Começando a crítica ao mecanicismo, a vida é tratada como a matéria, sendo vista como determinada e previsível, o que não é coerente com os casos de evolução. Pois se o ambiente molda a vida, como é possível que o mesmo ambiente faça com que espécies evoluam de modo diferente se adaptando, cada um a seu modo, ao mesmo ambiente? Por exemplo, a Antártida com seu frio extremo fez animais se adaptarem com pêlos ou com gorduras para se aquecerem.
O finalismo é outro modo de pensar igualmente problemático; Se as formas de vida possuem um propósito, a vida é determinada e previsível. Mas do mesmo modo que se diz que a grama existe para a vaca, é tão determinista como dizer que o ambiente em que tinha grama faria obviamente a vaca comer a grama. Ou seja, o finalismo radical é um determinismo ao avesso. Dizer que as coisas existem baseados nas suas funções é colocar a causa como consequência. Dizer que o olho existe para ver, coloca o ato de ver, que é causa do olho, como consequência do olho. Precisamos ver, por isso temos olho.

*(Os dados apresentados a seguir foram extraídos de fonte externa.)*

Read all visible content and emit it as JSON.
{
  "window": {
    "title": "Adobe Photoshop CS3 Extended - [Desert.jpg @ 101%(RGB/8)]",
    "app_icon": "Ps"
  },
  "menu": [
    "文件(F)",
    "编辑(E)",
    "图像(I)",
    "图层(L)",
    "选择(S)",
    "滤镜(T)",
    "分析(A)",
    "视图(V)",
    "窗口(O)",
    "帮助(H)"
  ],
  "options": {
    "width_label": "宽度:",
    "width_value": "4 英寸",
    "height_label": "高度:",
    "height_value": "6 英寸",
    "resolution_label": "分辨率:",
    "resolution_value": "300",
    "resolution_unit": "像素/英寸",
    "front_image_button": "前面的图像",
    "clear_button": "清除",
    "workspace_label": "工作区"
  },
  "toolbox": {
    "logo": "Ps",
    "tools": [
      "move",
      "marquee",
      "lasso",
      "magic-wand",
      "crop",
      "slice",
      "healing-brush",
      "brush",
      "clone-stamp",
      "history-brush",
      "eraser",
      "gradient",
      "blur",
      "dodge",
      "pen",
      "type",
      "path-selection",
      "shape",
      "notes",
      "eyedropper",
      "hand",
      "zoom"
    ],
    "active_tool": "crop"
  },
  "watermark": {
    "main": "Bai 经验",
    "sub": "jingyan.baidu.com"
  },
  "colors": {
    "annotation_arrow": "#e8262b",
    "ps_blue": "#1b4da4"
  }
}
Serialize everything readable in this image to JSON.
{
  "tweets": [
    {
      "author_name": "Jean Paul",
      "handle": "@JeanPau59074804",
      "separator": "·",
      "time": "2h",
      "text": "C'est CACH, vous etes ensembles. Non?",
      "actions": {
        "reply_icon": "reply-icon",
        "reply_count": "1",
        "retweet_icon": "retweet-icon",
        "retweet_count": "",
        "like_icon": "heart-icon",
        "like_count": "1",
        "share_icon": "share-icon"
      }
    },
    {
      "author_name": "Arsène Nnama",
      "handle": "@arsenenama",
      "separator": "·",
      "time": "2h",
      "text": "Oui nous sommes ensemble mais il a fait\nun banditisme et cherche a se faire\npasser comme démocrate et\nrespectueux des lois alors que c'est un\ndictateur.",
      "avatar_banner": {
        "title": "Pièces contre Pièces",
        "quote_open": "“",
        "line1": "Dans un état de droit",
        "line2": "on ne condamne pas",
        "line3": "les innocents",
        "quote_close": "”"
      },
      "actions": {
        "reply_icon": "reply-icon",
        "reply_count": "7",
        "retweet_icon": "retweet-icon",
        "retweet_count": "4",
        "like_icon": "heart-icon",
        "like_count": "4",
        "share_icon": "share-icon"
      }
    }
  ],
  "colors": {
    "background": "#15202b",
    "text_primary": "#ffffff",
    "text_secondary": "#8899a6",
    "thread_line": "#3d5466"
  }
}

Dessa forma, Bergson criticará os dois pensamentos, com a ideia da imprevisibilidade da vida, através do elã vital. A vida é imprevisível, sua evolução é imprevisível. Não temos capacidade de saber como a vida evoluí, isso é apenas uma característica da inteligência, que será abordada no próximo capítulo.
Capítulo II
Depois de criticar o determinismo e o finalismo, Bergson focará na inteligência e na intuição. Para o autor, a inteligência cuida da matéria, enquanto a intuição faz parte da vida. A inteligência sempre precisará compreender tudo e para isso ela divide, sistematiza, constrói esquemas, faz associações e tenta prever, este é o erro básico da ciência, ao fazer isso com a matéria, tudo dá certo, porque a matéria é inerte e previsível, mas tentamos fazer o mesmo com a vida, que não se pode prever.
Já a intuição é mais limitada, diferente da inteligência que quer saber de tudo, a intuição já sabe de algo, mas apenas este algo, como o instinto por exemplo. O pinto sabe que precisa quebrar a casa para sobreviver, ninguém o ensinou, ele já sabia. Mas ele só sabia isso e somente isso. Esta é a intuição.

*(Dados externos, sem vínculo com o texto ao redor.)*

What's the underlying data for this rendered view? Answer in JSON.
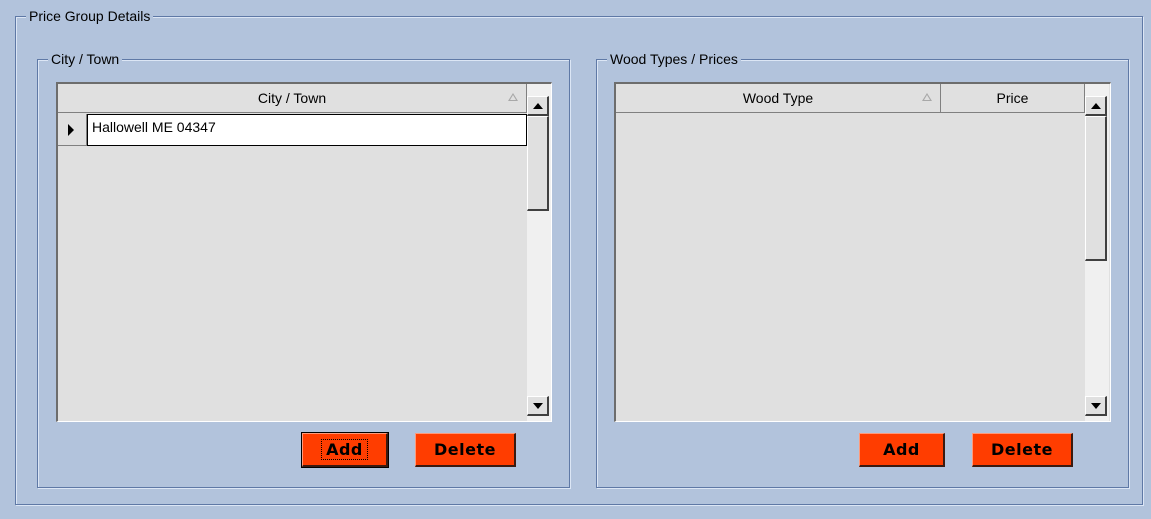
{
  "price_group": {
    "legend": "Price Group Details"
  },
  "city_panel": {
    "legend": "City / Town",
    "column_header": "City / Town",
    "rows": [
      "Hallowell ME 04347"
    ],
    "add_label": "Add",
    "delete_label": "Delete"
  },
  "wood_panel": {
    "legend": "Wood Types / Prices",
    "columns": [
      "Wood Type",
      "Price"
    ],
    "rows": [],
    "add_label": "Add",
    "delete_label": "Delete"
  },
  "colors": {
    "background": "#b2c3dc",
    "button_accent": "#ff3d00",
    "grid_background": "#e0e0e0"
  },
  "icons": {
    "sort": "sort-ascending-icon",
    "row_indicator": "current-row-arrow-icon",
    "scroll_up": "scroll-up-arrow-icon",
    "scroll_down": "scroll-down-arrow-icon"
  }
}
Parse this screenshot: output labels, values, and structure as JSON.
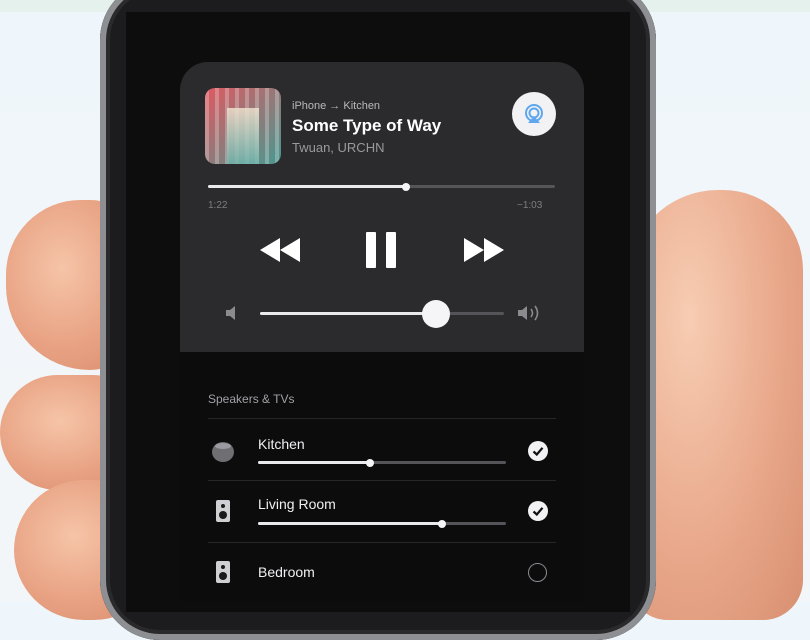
{
  "now_playing": {
    "route": "iPhone → Kitchen",
    "title": "Some Type of Way",
    "artist": "Twuan, URCHN",
    "elapsed": "1:22",
    "remaining": "−1:03",
    "progress": 0.57,
    "volume": 0.72
  },
  "speakers": {
    "section_title": "Speakers & TVs",
    "items": [
      {
        "label": "Kitchen",
        "selected": true,
        "volume": 0.45
      },
      {
        "label": "Living Room",
        "selected": true,
        "volume": 0.74
      },
      {
        "label": "Bedroom",
        "selected": false
      }
    ]
  },
  "icons": {
    "airplay": "airplay-icon",
    "rewind": "rewind-icon",
    "pause": "pause-icon",
    "fast_forward": "fast-forward-icon",
    "volume_low": "speaker-low-icon",
    "volume_high": "speaker-high-icon",
    "homepod": "homepod-icon",
    "speaker": "speaker-icon",
    "check": "checkmark-icon"
  },
  "colors": {
    "accent": "#5ea7ee",
    "card_bg": "#2b2b2d"
  }
}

Mas é preciso leva em conta que o auto faz distinções entre inteligência e intuição, mas ambas são complementares uma à outra. Enquanto a inteligência quer saber de tudo, o instinto já sabe de uma parte. Enquanto a inteligência cuida da matéria, o intuito cuida do espírito, da vida.
Capítulo III
Aqui Bergson começa a sua crítica sobre a teoria do conhecimento. Como o homem evoluiu mais para a inteligência, mesmo tendo a intuição e sendo capaz de usá-la, tratamos tudo com a inteligência. Categorizamos, ordenamos, sistematizamos e tentamos prever, mas isso é para a matéria, a vida não é assim. Este é um dos problemas do conhecimento, aprender que a inteligência não dá conta do imprevisível.

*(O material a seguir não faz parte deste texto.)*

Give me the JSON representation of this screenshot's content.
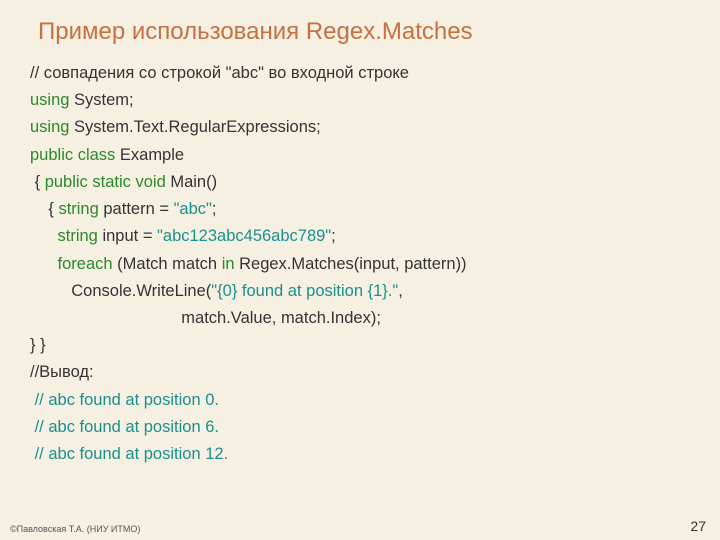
{
  "title": "Пример использования Regex.Matches",
  "lines": {
    "l1": "// совпадения со строкой \"abc\" во входной строке",
    "l2a": "using",
    "l2b": " System;",
    "l3a": "using",
    "l3b": " System.Text.RegularExpressions;",
    "l4a": "public class",
    "l4b": " Example",
    "l5a": " { ",
    "l5b": "public static void",
    "l5c": " Main()",
    "l6a": "    { ",
    "l6b": "string",
    "l6c": " pattern = ",
    "l6d": "\"abc\"",
    "l6e": ";",
    "l7a": "      ",
    "l7b": "string",
    "l7c": " input = ",
    "l7d": "\"abc123abc456abc789\"",
    "l7e": ";",
    "l8a": "      ",
    "l8b": "foreach",
    "l8c": " (Match match ",
    "l8d": "in",
    "l8e": " Regex.Matches(input, pattern))",
    "l9a": "         Console.WriteLine(",
    "l9b": "\"{0} found at position {1}.\"",
    "l9c": ",",
    "l10": "                                 match.Value, match.Index);",
    "l11": "} }",
    "l12": "//Вывод:",
    "l13": " // abc found at position 0.",
    "l14": " // abc found at position 6.",
    "l15": " // abc found at position 12."
  },
  "footerLeft": "©Павловская Т.А. (НИУ ИТМО)",
  "pageNumber": "27"
}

O segundo seria utilizar a intuição para aprender, voltarmos para dentro de nós mesmos, suspender o juízo e depois retornar, fazer um movimento negativo. Enquanto a inteligência categoriza tudo, a intuição torna acessível ou perceptível algo mais. Sendo possível inclusive unir as duas.
Capítulo IV
Aqui Bergson falará da duração e do tempo. Falando sobre a imutabilidade e o nada, bem como o devir e a forma. E é claro que tratando-se destes assuntos ele recorreria aos gregos. Por isso, sua crítica é direcionada para Platão e Aristóteles. Este último especialmente criticado sobre a inteligência.
Também criticará a metafísica moderna, focando em Descartes, Spinoza e Leibniz. Por fim focará bastante em sua crítica ao Kant. Concluindo-a ao criticar o evolucionismo de Spencer.